Real Robot Challenge 2022: Learning Dexterous Manipulation from Offline Data in the Real World

Nico Gürtler,Felix Widmaier,Cansu Sancaktar,Sebastian Blaes,Pavel Kolev,Stefan Bauer,Manuel Wüthrich,Markus Wulfmeier,Martin Riedmiller,Arthur Allshire,Qiang Wang,Robert McCarthy,Hangyeol Kim,Jongchan Baek,Wookyong Kwon,Shanliang Qian,Yasunori Toshimitsu,Mike Yan Michelis,Amirhossein Kazemipour,Arman Raayatsanati,Hehui Zheng,Barnabas Gavin Cangan,Bernhard Schölkopf,Georg Martius

from arxiv, Typo in author list fixed

Experimentation on real robots is demanding in terms of time and costs. For this reason, a large part of the reinforcement learning (RL) community uses simulators to develop and benchmark algorithms. However, insights gained in simulation do not necessarily translate to real robots, in particular for tasks involving complex interactions with the environment. The Real Robot Challenge 2022 therefore served as a bridge between the RL and robotics communities by allowing participants to experiment remotely with a real robot - as easily as in simulation. In the last years, offline reinforcement learning has matured into a promising paradigm for learning from pre-collected datasets, alleviating the reliance on expensive online interactions. We therefore asked the participants to learn two dexterous manipulation tasks involving pushing, grasping, and in-hand orientation from provided real-robot datasets. An extensive software documentation and an initial stage based on a simulation of the real set-up made the competition particularly accessible. By giving each team plenty of access budget to evaluate their offline-learned policies on a cluster of seven identical real TriFinger platforms, we organized an exciting competition for machine learners and roboticists alike. In this work we state the rules of the competition, present the methods used by the winning teams and compare their results with a benchmark of state-of-the-art offline RL algorithms on the challenge datasets.
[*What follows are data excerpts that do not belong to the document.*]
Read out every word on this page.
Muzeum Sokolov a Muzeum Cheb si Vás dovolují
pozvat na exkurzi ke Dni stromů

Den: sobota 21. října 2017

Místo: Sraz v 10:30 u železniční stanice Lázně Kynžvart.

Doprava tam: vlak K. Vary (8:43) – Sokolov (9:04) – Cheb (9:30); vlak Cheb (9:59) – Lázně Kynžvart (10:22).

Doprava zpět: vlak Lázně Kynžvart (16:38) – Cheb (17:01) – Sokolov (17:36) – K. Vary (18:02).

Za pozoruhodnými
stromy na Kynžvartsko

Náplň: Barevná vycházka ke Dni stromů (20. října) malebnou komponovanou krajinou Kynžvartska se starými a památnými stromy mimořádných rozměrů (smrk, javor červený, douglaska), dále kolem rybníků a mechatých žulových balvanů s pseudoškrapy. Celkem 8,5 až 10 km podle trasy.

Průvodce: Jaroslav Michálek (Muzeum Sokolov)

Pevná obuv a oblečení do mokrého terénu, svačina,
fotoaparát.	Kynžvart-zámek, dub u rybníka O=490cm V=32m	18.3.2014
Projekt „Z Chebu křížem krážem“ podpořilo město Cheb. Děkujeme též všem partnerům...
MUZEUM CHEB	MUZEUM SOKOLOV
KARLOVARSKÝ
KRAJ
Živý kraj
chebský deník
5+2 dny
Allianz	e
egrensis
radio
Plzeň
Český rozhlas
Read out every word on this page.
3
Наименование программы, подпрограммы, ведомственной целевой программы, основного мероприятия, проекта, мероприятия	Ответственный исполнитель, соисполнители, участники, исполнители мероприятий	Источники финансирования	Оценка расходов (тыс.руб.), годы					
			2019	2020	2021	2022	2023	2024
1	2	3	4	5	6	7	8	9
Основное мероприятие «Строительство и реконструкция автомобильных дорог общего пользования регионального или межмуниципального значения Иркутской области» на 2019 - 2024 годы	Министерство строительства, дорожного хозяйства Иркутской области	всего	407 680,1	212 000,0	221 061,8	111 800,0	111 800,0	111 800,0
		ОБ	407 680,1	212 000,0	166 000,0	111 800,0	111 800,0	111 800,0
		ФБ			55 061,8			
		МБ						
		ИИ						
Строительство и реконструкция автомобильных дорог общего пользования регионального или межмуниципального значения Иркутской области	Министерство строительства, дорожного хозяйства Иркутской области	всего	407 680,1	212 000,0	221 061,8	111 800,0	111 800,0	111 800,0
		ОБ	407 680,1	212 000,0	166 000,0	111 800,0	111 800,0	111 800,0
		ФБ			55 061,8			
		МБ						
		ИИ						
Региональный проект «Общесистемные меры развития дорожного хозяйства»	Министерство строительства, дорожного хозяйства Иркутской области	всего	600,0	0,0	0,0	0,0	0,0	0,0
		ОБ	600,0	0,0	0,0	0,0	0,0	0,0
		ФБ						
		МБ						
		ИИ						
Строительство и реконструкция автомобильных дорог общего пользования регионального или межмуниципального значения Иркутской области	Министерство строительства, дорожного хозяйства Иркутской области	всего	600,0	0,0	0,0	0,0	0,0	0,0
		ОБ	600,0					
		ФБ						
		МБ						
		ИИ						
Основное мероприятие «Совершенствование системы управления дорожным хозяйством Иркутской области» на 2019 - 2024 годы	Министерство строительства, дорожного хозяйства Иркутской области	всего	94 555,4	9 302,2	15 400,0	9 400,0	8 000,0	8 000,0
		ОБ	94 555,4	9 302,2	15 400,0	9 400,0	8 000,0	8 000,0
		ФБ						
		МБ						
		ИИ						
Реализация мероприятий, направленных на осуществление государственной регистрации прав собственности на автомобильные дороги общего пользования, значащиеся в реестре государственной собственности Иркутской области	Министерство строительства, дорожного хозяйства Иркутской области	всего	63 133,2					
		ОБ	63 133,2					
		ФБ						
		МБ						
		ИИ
翻译：在真实机器人上进行实验需要耗费大量时间和成本。因此，大部分强化学习（RL）社区使用仿真器来开发和评估算法。然而，在仿真中获得的见解并不一定能迁移到真实机器人上，尤其是涉及与复杂环境交互的任务。为此，2022年真实机器人挑战赛作为连接RL与机器人社区的桥梁，使参赛者能够像在仿真中一样便捷地远程操作真实机器人。近年来，离线强化学习已发展成为一种有前景的学习范式，能够利用预收集的数据集进行学习，从而减少对昂贵在线交互的依赖。因此，我们要求参赛者基于提供的真实机器人数据集，学习两项涉及推、抓取和手内定向的灵巧操作任务。详尽的软件文档和基于真实装置仿真的初始阶段设计，使得本次竞赛特别易于参与。通过给予每个团队充足的预算来评估其离线学习策略在七台相同真实TriFinger平台集群上的表现，我们为机器学习者和机器人专家共同组织了一场激动人心的竞赛。本文阐述了竞赛规则，介绍了获胜队伍使用的方法，并将其结果与挑战数据集上最新离线RL算法的基准进行了比较。